A WEEK OF MAMA
Every day this week I'm going to step into the frame with my kids for #aweekofmama. Not for me but for them. For their future selves to see that I was there. For every activity, illness and in this case when a loose tooth needed to come out!
Day 2 #aweekofmama
Stories at bedtime are a ritual that you never let us miss. As you both get older though, the odd negotiation is starting to creep in, "If I can stay up later I promise I won't ask for a story". I know these story times are fleeting and in the future teenage years that door will be shut, there won't be a cuddle before bed and 'Go dog go' read for the hundredth time. To be honest some nights I'm relieved when Dad is the chosen one to read the story, and I rush off to get more jobs done. Then there are nights when I'm disappointed that you asked for Dad, wishing I was the one having that quiet cuddly time with you.
Day three #aweekofmama
I actually got you to stop playing football and help bring in the groceries. What are my chances of you actually helping me put them away? Or helping to cook dinner? Or liking what I cook? No chance! It might be a small win, but I'll take it.
Day four #weekofmama
You: "Shut the curtains, the sun is in our eyes" Me: "Wait just a minute, the sun has just lit up your faces. Just one photo."

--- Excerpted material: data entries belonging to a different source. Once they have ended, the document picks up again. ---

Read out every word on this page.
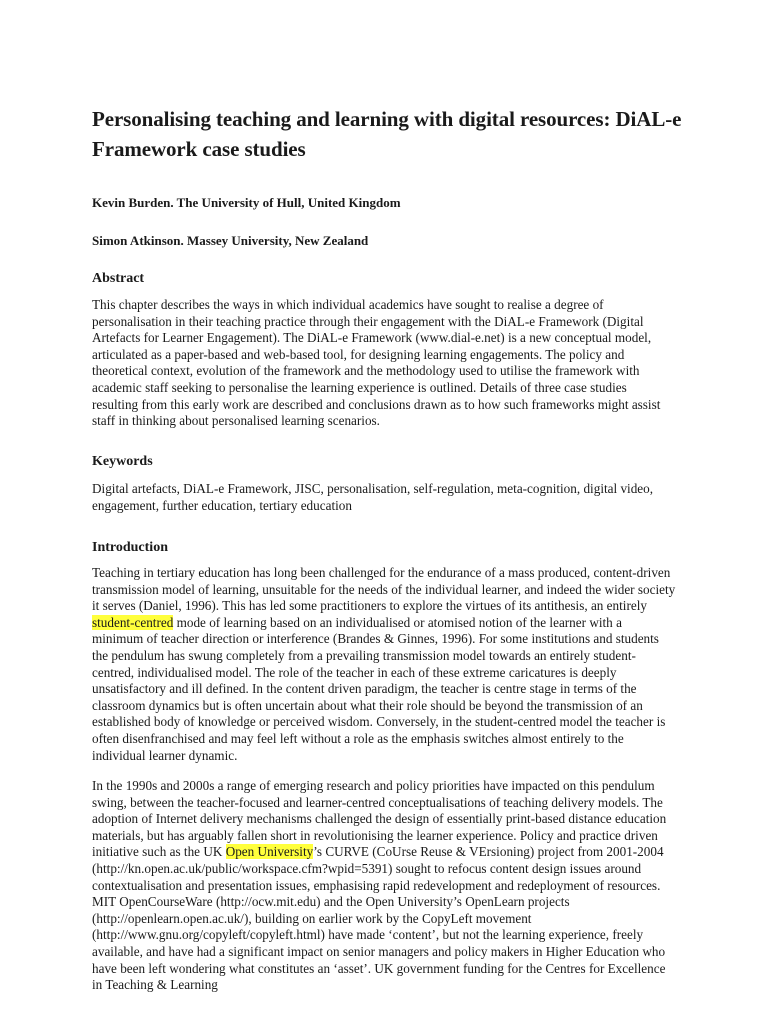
Personalising teaching and learning with digital resources: DiAL-e Framework case studies

Kevin Burden. The University of Hull, United Kingdom

Simon Atkinson. Massey University, New Zealand

Abstract

This chapter describes the ways in which individual academics have sought to realise a degree of personalisation in their teaching practice through their engagement with the DiAL-e Framework (Digital Artefacts for Learner Engagement). The DiAL-e Framework (www.dial-e.net) is a new conceptual model, articulated as a paper-based and web-based tool, for designing learning engagements. The policy and theoretical context, evolution of the framework and the methodology used to utilise the framework with academic staff seeking to personalise the learning experience is outlined. Details of three case studies resulting from this early work are described and conclusions drawn as to how such frameworks might assist staff in thinking about personalised learning scenarios.

Keywords

Digital artefacts, DiAL-e Framework, JISC, personalisation, self-regulation, meta-cognition, digital video, engagement, further education, tertiary education

Introduction

Teaching in tertiary education has long been challenged for the endurance of a mass produced, content-driven transmission model of learning, unsuitable for the needs of the individual learner, and indeed the wider society it serves (Daniel, 1996). This has led some practitioners to explore the virtues of its antithesis, an entirely student-centred mode of learning based on an individualised or atomised notion of the learner with a minimum of teacher direction or interference (Brandes & Ginnes, 1996). For some institutions and students the pendulum has swung completely from a prevailing transmission model towards an entirely student-centred, individualised model. The role of the teacher in each of these extreme caricatures is deeply unsatisfactory and ill defined. In the content driven paradigm, the teacher is centre stage in terms of the classroom dynamics but is often uncertain about what their role should be beyond the transmission of an established body of knowledge or perceived wisdom. Conversely, in the student-centred model the teacher is often disenfranchised and may feel left without a role as the emphasis switches almost entirely to the individual learner dynamic.

In the 1990s and 2000s a range of emerging research and policy priorities have impacted on this pendulum swing, between the teacher-focused and learner-centred conceptualisations of teaching delivery models. The adoption of Internet delivery mechanisms challenged the design of essentially print-based distance education materials, but has arguably fallen short in revolutionising the learner experience. Policy and practice driven initiative such as the UK Open University’s CURVE (CoUrse Reuse & VErsioning) project from 2001-2004 (http://kn.open.ac.uk/public/workspace.cfm?wpid=5391) sought to refocus content design issues around contextualisation and presentation issues, emphasising rapid redevelopment and redeployment of resources. MIT OpenCourseWare (http://ocw.mit.edu) and the Open University’s OpenLearn projects (http://openlearn.open.ac.uk/), building on earlier work by the CopyLeft movement (http://www.gnu.org/copyleft/copyleft.html) have made ‘content’, but not the learning experience, freely available, and have had a significant impact on senior managers and policy makers in Higher Education who have been left wondering what constitutes an ‘asset’. UK government funding for the Centres for Excellence in Teaching & Learning
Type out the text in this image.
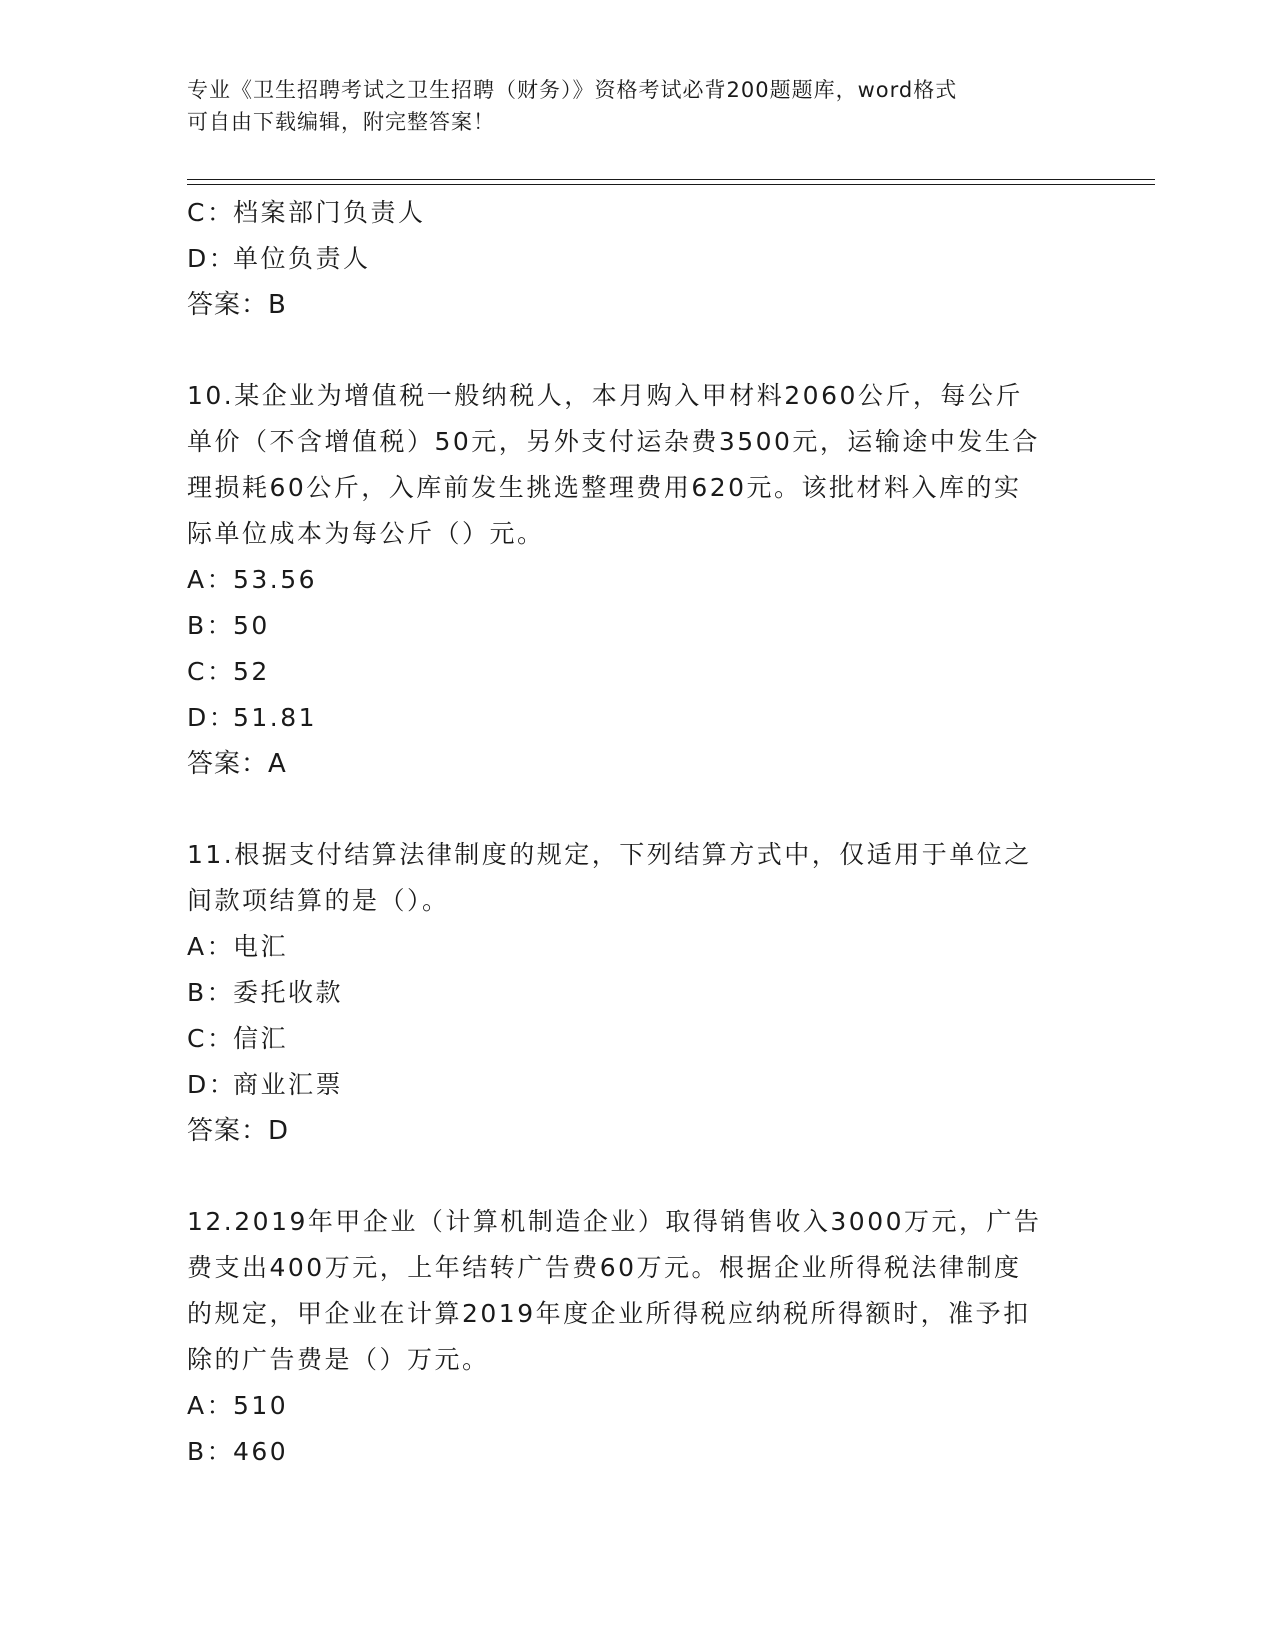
专业《卫生招聘考试之卫生招聘（财务）》资格考试必背200题题库，word格式
可自由下载编辑，附完整答案！
C：档案部门负责人
D：单位负责人
答案：B
10.某企业为增值税一般纳税人，本月购入甲材料2060公斤，每公斤
单价（不含增值税）50元，另外支付运杂费3500元，运输途中发生合
理损耗60公斤，入库前发生挑选整理费用620元。该批材料入库的实
际单位成本为每公斤（）元。
A：53.56
B：50
C：52
D：51.81
答案：A
11.根据支付结算法律制度的规定，下列结算方式中，仅适用于单位之
间款项结算的是（）。
A：电汇
B：委托收款
C：信汇
D：商业汇票
答案：D
12.2019年甲企业（计算机制造企业）取得销售收入3000万元，广告
费支出400万元，上年结转广告费60万元。根据企业所得税法律制度
的规定，甲企业在计算2019年度企业所得税应纳税所得额时，准予扣
除的广告费是（）万元。
A：510
B：460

I hear myself saying it a lot. Just one more photo. Part of me feels guilty for making you stand still for a second longer or making you step into the light. But I do it anyway. I do it to stop time. I love nothing more than looking back at your sweet faces as you have grown through the years. I hope one day you treasure the memories as much as I enjoy taking them.
Day five #weekofmama
Lately you have been asking questions that are above your age. "Where will I live when I'm older? Who will I marry?"
After chatting with your kinder teacher yesterday, I had to ask you "Are you telling everyone at kinder that we have a new baby at home?" "No", you said with a guilty look on your face. "Why are you saying that?" I asked. "Because I just wish I was older. I wish I was a grown up. I wish I had a baby. How long does it take to get a baby? How old do you have to be?" Slow down kid. You're just four.
Day 6 #weekofmama
I long for the day you can make your own breakfast. That way I won't have to put up with the requests and complaints like I'm your servant. "It's too hot, you didn't put enough honey in, I wanted weetbix not porridge". I wonder if I'll miss it when I'm not needed?
Day 7 #weekofmama
I took this image a few years ago. My littlest one asleep on my chest. It was a sunny day and we been playing out in the canola crop at her grandparents farm. When I look at this photo I can remember the cool of the darkened room and the sticky heat from her. I felt I should move her so she wasn't so hot but didn't want to wake her. I was probably selfishly enjoying having her close. I love how an image can transport you back in time and not only see the moment but feel and hear it as well. This is one of my favourite photos of us together and I'm happy I took the time to press the shutter. To preserve that moment when it was just her and me.